Investor activity has dominated the Australian property market over the last 12 months, which is no surprise; banks are “bidding” for buyers in a highly competitive market, reducing interest rates principally on fixed-term loans outside of the RBA’s cash rate cycle, and if the right property is sourced, current rental yields are also offering attractive returns.
However, first-home buyers have seen their savings eroded, and as the latest ABS finance data outlines, intermittent first-home buyer “cash injections” or the oft-quoted myth that rising yields are pushing greater numbers into the market are having scant effect. Saving a deposit and sourcing a suitably affordable property is no easy task.
It’s not being sensationalist to emphasise that despite all our statements regarding improved housing ‘affordability,’ and half-hearted attempts from both state and federal governments to inflate the market with incentives that fail to offer long-term solutions, the results for initial buyers are overwhelmingly clear and will consequently bear an effect on the future of both our real estate market and economy as a whole.
The latest figures from the ABS show the number of first-home buyer loans in December 2012 fell to 14.9%. It’s the fourth consecutive month that this segment of the market has been in decline. Further information from RP Data’s latest media release indicates housing finance activity by first time buyers is 17% below the average figures recorded over the previous 11 years leading to 2012.
A further drop in variable rates currently being offered by a proportion of lenders may inspire a bit of latent activity – however they are all short-term fixes, and you have to wonder what effect will result when rates eventually rise – especially if wage growth doesn’t match pace.

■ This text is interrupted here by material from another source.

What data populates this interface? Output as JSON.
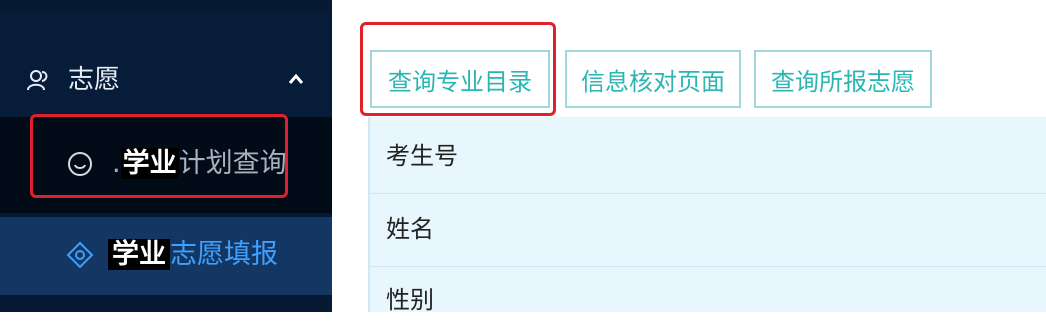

According the RP Data’s calculation of annual price changes (which is based on six months of statistics) – house prices are already rising “faster than wages and disposable household income growth”. Any help first-home buyers get on the borrowing side they’ll inevitably lose on the other.
We’re losing a valuable demographic of property buyer, which will have a flow-on effect across the property chain as a whole. As the changes push through the generation gap, increasing numbers will retire while still factoring as short-term renters.
In lieu of first-home buyer participation, the predominant activity in the inner-city affordable sector of the apartment market is being fed by investors.
Certainly most off-the-plan and new unit developments are sidelined for this demographic (usually via offshore funding); however, investors also dominate the established apartment market, which would otherwise be favoured by first-home.
The percentage of investor-owned apartments in both Darwin and Brisbane falls close to 70% – and in the other capitals, it comes in between 60 and 70%.
As we’re all aware, property to some extent connects together like a flowchart. Supply is fed in from the bottom to allow those upgrading (and then downsizing) a ready market to sell into in order to make the move.
However, when investors predominantly negatively gear into the asset class most favoured by first-home buyers – which results in inflated property values – and the state government fails to come to the party with feasible affordable alternatives, our property wheel of upgrading and downsizing becomes somewhat stagnated.
Investors tend to hold property for extended periods of time in order to build equity – many choose to invest as part of their self-managed super funds and subsequently do not sell until retirement. Therefore the ready supply which would usually come from initial home buyers selling and upgrading inevitably starts to slow.
It’s clear from the 2011 census data that greater numbers of first-home buyers are being forced onto the rental ladder and subsequently getting stuck in the yoyo of rising yields and a lack of affordable inner-city options until they either meet someone with whom to combine wages or gain access to the “mum and dad” equity pot.
Proportionally we’re growing older as a nation – census data tells us the number of 20- to 44-year-olds has expanded on average by 4.6% per year in the five-year period leading up to the last census – however by 2020 it’s expected to slow to 1.2% per annum (a trend clearly demonstrated by the United Nations World Population pyramid, which extrapolates the data out to 2050).